You are viewing a plain text version of this content. The canonical link for it is here.

Posted to user@spark.apache.org by churly lin <ch...@gmail.com> on 2017/03/13 07:20:40 UTC

The speed of Spark streaming reading data from kafka stays low

HI all:
I am using spark *streaming(1.6.2)* + *kafka(0.10.1.0)*.  to be specific, I
read events from kafka topic by *spark streaming direct approach*.
kafka: *1 topic 10 partitions*.
spark streaming: *10 executors *according to 10 kafka partitions. The*
batch window time* is set 60s.

After running, the spark streaming processing time is about 20s, much less
than the batch window size. but no matter how the input rate of the kafka
producer changed(3000 events/sec, 4000 events/sec, 6000 events/sec), the
input rate of spark streaming(kafka consumer) was always about 3000
events/sec. which means the spark streaming(kafka consumer side) couldn't
catch up with the kafka producer side. So, is there a way to increase the
throughput of the *spark streaming + kafka(direct approach) *system?
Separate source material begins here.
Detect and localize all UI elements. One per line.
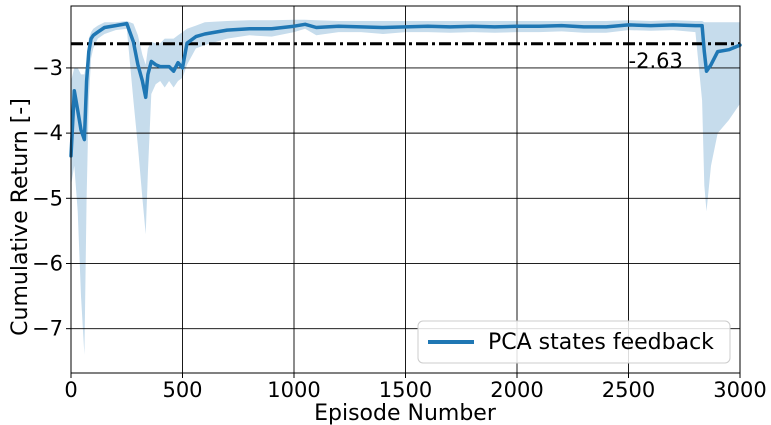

I hava tried to increase the kafka partitions from 10 to 20, accordingly,
increase the executors from 10 to 20, but didn't work.





Thanks.

Re: The speed of Spark streaming reading data from kafka stays low

Posted by Lysiane Bouchard <bo...@gmail.com>.

Hi,

If you didn't already, I would recommend to verify the following
configuration properties:
spark.streaming.kafka.maxRatePerPartition
spark.streaming.backpressure.enabled
spark.streaming.receiver.maxRate

See documentation for your Spark Streaming version here
<https://spark.apache.org/docs/1.6.2/configuration.html#spark-streaming> for
more details.

Good luck !

On Mon, Mar 13, 2017 at 3:20 AM, churly lin <ch...@gmail.com> wrote:

> HI all:
> I am using spark *streaming(1.6.2)* + *kafka(0.10.1.0)*.  to be specific,
> I read events from kafka topic by *spark streaming direct approach*.
> kafka: *1 topic 10 partitions*.
> spark streaming: *10 executors *according to 10 kafka partitions. The*
> batch window time* is set 60s.
>
> After running, the spark streaming processing time is about 20s, much less
> than the batch window size. but no matter how the input rate of the kafka
> producer changed(3000 events/sec, 4000 events/sec, 6000 events/sec), the
> input rate of spark streaming(kafka consumer) was always about 3000
> events/sec. which means the spark streaming(kafka consumer side) couldn't
> catch up with the kafka producer side. So, is there a way to increase the
> throughput of the *spark streaming + kafka(direct approach) *system?
>
> I hava tried to increase the kafka partitions from 10 to 20, accordingly,
> increase the executors from 10 to 20, but didn't work.
>
> 
>
> 
>
> Thanks.
>
>